[OPE-L] equilibrium

From: ope-admin@ricardo.ecn.wfu.edu
Date: Tue May 08 2007 - 19:00:47 EDT

A comment below from Jurriaan, who is taking a temporary vacation from
the list effective today.  /  In solidarity, Jerry

------------------------ Original Message ----------------------------
From:    "Jurriaan Bendien" <adsl675281@tiscali.nl>
Date:    Tue, May 8, 2007 5:33 pm
<snip, JL>
One simple observation I had I will mention about the equilibrium
discussion, while I'm writing anyway. I think we always have to be clear
about what is being equilibrated. The suggestion is in effect often that
"the market" (or indeed the law of value) equilibrates the society as a
whole, and thus the equilibrium question seems to become a way of explaining
how social order occurs. However I think we should bear in mind that as a
matter of fact an enormous amount of non-market activity has to occur in
order for markets to function at all, including the activity of the public
sector among other things. Many studies have been done e.g. of domestic
labour, which, if valued at market rates, would be roughly equal to total
personal cash income in the economy. That gives you an indication of
proportion. But domestic labour is only one part of all the non-market
activity. In addition, at any time the majority of goods/assets held in an
economy are not being traded anyway. So really you cannot say that market
equilibrium on its own, however defined, can be the structuration principle
that ensures social order. I think personally that what Marx meant is, that
the bourgeois society was usually in equilibrium so long as its property
relations could be securely enforced and protected - it was really the
"relations of production" that were the foundation of the social order - so
long as they were reproduced, the society could continue to function, even
through quite large market fluctuations, job losses etc.
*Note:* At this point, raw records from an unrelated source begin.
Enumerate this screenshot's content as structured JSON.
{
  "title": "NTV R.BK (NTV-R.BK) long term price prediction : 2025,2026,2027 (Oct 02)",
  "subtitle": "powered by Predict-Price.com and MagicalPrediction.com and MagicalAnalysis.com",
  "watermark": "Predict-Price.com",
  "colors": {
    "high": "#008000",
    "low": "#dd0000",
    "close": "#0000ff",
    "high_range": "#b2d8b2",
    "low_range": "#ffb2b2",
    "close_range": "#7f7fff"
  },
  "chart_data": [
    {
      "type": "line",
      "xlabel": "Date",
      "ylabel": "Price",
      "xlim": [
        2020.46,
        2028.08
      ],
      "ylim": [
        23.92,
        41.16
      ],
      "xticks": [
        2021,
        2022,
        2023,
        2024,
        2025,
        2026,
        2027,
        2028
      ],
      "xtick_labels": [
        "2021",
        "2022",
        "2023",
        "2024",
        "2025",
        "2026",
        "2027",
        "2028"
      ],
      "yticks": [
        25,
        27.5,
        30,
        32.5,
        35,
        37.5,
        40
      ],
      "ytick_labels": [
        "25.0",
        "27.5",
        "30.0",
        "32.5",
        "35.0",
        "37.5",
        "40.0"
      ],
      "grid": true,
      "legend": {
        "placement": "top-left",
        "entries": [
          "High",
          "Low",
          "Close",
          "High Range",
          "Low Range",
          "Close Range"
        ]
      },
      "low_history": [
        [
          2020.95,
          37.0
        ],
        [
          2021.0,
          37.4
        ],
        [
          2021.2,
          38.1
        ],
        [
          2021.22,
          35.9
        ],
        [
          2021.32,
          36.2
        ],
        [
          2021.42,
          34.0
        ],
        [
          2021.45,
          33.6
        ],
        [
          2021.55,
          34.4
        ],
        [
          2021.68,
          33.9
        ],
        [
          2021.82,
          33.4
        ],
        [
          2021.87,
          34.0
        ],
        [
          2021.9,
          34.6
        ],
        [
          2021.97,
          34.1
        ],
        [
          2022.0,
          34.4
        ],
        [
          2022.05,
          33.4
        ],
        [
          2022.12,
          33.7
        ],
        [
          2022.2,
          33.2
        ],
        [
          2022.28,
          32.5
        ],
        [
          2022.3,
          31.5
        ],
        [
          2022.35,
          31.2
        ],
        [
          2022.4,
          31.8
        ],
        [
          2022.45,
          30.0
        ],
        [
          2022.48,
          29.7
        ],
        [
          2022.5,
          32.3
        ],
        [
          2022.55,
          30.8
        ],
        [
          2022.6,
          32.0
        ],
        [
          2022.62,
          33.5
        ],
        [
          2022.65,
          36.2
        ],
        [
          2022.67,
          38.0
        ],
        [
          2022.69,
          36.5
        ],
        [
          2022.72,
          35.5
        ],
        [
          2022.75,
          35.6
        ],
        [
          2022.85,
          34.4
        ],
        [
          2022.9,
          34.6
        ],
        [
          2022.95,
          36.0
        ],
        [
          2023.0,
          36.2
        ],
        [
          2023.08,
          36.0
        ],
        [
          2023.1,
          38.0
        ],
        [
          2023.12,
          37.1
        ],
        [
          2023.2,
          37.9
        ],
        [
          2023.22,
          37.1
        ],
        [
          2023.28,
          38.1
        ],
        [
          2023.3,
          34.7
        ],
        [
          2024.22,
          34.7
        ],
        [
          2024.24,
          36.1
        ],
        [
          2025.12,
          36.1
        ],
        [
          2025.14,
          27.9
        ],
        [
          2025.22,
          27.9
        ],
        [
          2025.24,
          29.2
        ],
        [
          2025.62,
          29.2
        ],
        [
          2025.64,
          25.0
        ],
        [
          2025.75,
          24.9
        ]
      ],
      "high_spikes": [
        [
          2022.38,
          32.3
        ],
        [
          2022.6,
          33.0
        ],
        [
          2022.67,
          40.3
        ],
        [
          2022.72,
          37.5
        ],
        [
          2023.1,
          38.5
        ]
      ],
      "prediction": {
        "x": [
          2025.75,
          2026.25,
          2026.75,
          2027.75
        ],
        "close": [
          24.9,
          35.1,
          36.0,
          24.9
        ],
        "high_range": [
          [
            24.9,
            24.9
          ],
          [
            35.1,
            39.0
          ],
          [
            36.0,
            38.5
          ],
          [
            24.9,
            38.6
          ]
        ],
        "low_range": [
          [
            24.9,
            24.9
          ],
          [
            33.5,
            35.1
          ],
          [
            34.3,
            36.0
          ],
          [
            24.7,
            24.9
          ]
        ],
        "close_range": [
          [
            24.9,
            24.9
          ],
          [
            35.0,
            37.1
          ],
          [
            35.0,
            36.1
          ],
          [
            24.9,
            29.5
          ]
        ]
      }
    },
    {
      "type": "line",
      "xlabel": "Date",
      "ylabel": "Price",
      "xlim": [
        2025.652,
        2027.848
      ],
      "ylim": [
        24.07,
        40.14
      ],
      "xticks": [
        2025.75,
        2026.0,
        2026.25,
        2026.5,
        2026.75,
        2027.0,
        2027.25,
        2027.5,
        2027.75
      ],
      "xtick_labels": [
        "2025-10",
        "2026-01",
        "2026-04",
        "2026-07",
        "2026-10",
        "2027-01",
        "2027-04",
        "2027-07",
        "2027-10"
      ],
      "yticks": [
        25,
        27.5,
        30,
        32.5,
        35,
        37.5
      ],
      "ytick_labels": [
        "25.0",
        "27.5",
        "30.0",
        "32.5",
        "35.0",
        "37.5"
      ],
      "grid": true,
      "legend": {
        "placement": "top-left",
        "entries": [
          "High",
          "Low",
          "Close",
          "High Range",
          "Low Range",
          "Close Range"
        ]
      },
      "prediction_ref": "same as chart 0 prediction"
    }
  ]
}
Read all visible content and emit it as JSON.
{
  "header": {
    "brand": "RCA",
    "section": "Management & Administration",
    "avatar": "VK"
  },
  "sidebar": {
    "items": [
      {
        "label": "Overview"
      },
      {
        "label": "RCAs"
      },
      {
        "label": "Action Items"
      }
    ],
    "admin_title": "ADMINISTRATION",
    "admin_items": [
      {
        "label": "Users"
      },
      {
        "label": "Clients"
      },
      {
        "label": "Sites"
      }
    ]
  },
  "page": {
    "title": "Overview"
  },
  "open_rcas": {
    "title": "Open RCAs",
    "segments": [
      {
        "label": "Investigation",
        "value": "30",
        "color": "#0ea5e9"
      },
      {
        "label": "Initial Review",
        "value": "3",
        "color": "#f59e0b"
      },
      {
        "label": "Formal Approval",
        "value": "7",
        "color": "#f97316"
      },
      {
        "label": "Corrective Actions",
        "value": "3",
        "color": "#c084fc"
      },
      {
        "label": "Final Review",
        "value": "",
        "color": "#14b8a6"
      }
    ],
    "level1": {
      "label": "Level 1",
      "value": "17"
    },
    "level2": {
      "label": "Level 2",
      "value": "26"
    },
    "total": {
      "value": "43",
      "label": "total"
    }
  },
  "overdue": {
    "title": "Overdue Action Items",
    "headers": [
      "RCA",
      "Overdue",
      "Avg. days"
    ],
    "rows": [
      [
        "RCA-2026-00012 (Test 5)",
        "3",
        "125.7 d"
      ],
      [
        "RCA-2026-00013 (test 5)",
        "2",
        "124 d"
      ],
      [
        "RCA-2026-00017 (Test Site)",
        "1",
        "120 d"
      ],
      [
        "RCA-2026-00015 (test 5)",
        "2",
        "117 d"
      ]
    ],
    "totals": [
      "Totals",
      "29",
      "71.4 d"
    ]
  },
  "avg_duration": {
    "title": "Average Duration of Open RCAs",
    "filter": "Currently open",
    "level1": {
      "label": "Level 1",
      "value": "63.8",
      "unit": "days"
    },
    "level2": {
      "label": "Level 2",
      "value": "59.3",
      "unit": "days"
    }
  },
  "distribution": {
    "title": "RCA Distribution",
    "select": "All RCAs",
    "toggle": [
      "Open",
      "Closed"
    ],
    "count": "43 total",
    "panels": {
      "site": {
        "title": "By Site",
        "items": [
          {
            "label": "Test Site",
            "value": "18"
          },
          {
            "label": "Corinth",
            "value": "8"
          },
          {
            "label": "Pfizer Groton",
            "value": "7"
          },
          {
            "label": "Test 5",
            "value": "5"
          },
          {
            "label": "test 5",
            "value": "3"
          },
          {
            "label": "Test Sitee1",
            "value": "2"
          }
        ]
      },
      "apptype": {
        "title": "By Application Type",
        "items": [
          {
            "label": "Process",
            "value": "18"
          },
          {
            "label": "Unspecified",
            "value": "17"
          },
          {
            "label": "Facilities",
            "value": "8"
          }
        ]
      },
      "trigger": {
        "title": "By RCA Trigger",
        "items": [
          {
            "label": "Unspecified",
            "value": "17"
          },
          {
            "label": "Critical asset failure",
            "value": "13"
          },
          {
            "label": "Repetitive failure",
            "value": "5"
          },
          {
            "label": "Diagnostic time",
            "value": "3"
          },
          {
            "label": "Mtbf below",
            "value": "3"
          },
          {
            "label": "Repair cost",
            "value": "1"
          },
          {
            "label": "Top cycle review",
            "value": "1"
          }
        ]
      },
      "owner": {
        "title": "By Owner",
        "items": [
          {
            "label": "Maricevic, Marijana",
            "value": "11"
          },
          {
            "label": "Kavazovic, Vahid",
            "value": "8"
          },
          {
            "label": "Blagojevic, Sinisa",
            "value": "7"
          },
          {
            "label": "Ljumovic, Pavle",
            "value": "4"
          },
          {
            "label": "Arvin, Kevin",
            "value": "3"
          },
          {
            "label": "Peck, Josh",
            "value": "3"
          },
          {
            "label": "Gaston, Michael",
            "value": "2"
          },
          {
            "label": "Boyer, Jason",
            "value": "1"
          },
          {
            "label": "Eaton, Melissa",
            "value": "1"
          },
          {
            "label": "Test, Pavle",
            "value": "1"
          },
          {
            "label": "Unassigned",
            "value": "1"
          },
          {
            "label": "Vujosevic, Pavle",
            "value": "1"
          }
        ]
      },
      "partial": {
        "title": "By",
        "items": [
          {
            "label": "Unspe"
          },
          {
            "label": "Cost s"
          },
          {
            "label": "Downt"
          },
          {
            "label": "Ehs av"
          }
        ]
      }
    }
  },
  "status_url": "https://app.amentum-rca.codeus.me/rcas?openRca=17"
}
But this kind of
equilibrium is more a condition of social stability rather than a market
equilibrium, and really it is precisely the fact that markets aren't in
equilibrium - i.e. that supply and demand don't match to some or other
extent - that explains a lot of economic behaviour... the mystery of
equilibrium arises because it is difficult to understand how a myriad of
independent transactions carried on simultaneously could spontaneously
result in an overall balance, but if we consider the total context in which
people have to constantly recreate their material and social conditions of
life in a reasonable way, whatever happens, a lot of the mystery disappears.